Don’t you love it when you start chatting with the guy at the table next to you in a restaurant and it turns out he’s a cheese maker? And then, after promising to send you a piece of his cheese when he gets home, he does? Is there anything better than getting a package of cheese in the mail?
This happened to me when I was at the restaurant Venissa, on the island of Mazzorbo in the Venetian lagoon. The restaurant, only a year old, is run by the much lauded Paola Budel. And in fact, one of the reasons the cheese guy was there was to bring down one of his wheels of cheese for her to play around with.
The cheese, he explained, was called 50/50 since it was made from half raw cows milk and half raw goats milk. I was immediately intrigued, since I’d never tasted a mixed cow and goat cheese. Usually aged at least 12 months, the wheel he had brought down to Paola was 2 years old. Now I really wanted to have a bite.
But the menu for the dinner I attended had been planned long before the cheese arrived on Mazzorbo, and so I left the island none the wiser as to how this cheese might taste.
All that was resolved when the postman rang the bell the other day. I mean, I knew Mr. Cheese Guy said he’d send me some cheese. But people say a lot of things, and getting cheese in the mail was just not something I thought was gonna happen.
Not only did it arrive, it was the most elegant package – cheese or anything else – that I’d received in a long time. After unwrapping the brown tissue paper the cheese itself looked much like a big hunk of parmigiano. Pale yellow, with a thick rind. But the smell was something else altogether. The first whiff was definitely reminiscent of parmigiano, rich and buttery. But then the goat came forward, just a bit gamey and deeper.
The taste was a similar sensation, with the richness filling my mouth before the sharpness hit. Grainy and hard, like parmigiano, but with a completely different, sharper and somehow lighter taste. Delicious and not quite like any other cheese I’d tasted before. What a great idea, the cow and goat thing.

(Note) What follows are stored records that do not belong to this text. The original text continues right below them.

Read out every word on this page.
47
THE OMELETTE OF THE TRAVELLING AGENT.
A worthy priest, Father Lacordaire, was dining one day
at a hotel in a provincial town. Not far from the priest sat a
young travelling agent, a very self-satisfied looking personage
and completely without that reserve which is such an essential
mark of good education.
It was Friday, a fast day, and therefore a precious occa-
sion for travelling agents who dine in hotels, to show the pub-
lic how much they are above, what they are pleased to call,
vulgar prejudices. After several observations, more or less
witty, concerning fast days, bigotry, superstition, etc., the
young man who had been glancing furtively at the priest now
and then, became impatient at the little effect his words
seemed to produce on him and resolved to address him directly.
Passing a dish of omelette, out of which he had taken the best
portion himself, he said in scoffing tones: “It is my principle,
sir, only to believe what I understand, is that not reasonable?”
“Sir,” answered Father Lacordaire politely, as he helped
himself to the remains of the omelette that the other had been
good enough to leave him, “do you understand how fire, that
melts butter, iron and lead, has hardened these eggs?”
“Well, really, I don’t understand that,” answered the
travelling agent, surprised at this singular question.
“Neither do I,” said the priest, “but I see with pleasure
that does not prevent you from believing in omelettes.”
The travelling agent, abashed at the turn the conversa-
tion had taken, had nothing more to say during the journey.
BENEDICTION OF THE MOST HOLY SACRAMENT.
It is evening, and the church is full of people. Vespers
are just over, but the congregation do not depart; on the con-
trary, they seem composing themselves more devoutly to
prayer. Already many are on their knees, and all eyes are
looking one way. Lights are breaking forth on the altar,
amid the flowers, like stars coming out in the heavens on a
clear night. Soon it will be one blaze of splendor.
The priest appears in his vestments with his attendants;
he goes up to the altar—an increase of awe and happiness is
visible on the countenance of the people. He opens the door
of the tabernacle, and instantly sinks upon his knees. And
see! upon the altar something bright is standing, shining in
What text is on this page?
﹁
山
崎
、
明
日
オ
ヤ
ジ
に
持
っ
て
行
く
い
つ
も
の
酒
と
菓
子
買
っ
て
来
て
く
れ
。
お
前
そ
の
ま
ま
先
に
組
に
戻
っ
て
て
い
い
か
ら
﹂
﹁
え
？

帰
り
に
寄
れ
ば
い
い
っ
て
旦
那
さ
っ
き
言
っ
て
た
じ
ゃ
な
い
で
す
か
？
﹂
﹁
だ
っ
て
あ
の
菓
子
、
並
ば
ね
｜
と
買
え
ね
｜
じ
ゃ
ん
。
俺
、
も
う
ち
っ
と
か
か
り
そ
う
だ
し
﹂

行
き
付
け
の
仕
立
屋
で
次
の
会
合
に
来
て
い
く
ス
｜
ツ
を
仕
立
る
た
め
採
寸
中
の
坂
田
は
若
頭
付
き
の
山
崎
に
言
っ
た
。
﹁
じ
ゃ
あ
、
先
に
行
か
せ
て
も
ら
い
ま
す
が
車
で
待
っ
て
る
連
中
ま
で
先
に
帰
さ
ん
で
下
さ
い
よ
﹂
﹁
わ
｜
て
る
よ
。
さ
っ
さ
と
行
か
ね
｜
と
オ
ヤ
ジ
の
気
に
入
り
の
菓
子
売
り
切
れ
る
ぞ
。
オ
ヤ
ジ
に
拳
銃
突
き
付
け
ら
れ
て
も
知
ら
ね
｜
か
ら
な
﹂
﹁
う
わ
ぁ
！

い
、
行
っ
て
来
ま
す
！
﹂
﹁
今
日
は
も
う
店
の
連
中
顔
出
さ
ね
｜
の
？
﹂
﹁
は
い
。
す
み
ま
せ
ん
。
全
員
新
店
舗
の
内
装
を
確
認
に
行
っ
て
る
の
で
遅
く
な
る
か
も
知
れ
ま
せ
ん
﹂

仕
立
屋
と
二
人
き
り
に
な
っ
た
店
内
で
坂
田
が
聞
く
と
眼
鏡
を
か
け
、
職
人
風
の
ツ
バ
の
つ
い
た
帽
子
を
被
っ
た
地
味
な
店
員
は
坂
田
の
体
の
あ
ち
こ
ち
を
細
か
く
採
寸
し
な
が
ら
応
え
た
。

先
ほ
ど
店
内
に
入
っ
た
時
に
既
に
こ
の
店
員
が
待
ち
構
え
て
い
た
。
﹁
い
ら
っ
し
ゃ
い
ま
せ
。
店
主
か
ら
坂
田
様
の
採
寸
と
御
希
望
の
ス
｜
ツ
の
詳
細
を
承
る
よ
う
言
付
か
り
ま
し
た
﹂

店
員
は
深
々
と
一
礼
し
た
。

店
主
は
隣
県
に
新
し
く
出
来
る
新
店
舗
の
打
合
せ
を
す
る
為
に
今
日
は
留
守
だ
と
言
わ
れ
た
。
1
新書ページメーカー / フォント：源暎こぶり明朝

Of course I ate a big chunk right away, as is. But since there was a lot still left I decided to use it for dinner. I knew I didn’t want its delicate flavor lost, melted, amid strands of pasta so used it shaved over a pile of egg-topped asparagus.
Asparagus Bismark is something that starts showing up on Roman menus about now. Steamed asparagus, topped by a fried egg, left runny. Then smothered with a flurry of grated parmigiano. Rather than grating the cheese, I shaved off thin slivers that stayed intact atop the hot egg. Not only pretty, but it kept the goaty goodness up front and center.
Asparagus Bismark
Serves One
8-10 Stalks of Asparagus
2 eggs
1 piece of hard cheese, such as parmigiano or pecorino
1 Tablespoon of butter
Salt and pepper
Trim and clean asparagus. Place in steamer basket and steam until tender (about 8-10 minutes)
Turn off the heat, keeping the asparagus warm.
Heat butter in small skillet over gentle heat. Crack eggs into hot pan and cook until just set. You want the whites cooked, but the eggs runny. Sprinkle with salt and pepper.
Take asparagus out of pan with tongs, placing them on plate. Gently use a spatula and place the eggs atop the asparagus. Pour the remaining melted butter over the top. Using a sharp knife or vegetable peeler, cover in cheese shavings.
This is usually served as a main course, but if you use one egg and fewer asparagus, it makes a nice antipasto.
For more information about the cheese:
Cru 50/50
c/o Casa del Vino della Vallagarina
jodi
Wow! That looks really, really good.
chefbea
Looks yummy!! Who taught you to speak to strangers??
Michelle Cervone
@chefbea Talking to strangers. Hmm. I am convinced that it is this American thing. My parents do it all the time, in the most innocent, sincere way. Made me cringe as a teenager. I realize now it is a gift to be able to reach out; good things often come of it, in big and small packages. A good example of this was when I was in Italy a few years ago with my parents. As usual, they talked to strangers and …. well, I won’t go into it. But if anyone is interested, they came read more about it:http://abruzzojournal.squarespace.com/abruzzojournal/2010/4/17/dino-cervone.html
Michelle Cervone
Oops. I meant that “this is an American thing”. Have a good day everyone.
Lost in Provence
A good example of why I am grateful that, due to my time zone, your posts tend to arrive at least when dinner is en route. Holy cow, if I had read this when I was still hungry, I would be done for!
Pergolina
…oh the kindness of strangers
I love talking to people I don’t know
I want to dine next to the cheese man
Anonymous
Keep talking to strangers! According to Joe Jaworski (Synchronicity) that’s when magic happens (see asparagus above…)
Shamik
It is pre-breakfast time when I am reading this. This simple dish looks amazing and your blog is so well written as to make the story come alive. Thank you to you for writing it and to chefbea for reposting it on FB.
Sally Carrocino
This post is so timely, I have had a thing lately with poached eggs on salads. I had a beautiful beet, goat cheese salad with an egg on top for Sunday lunch. I really need to try this one. Thank you.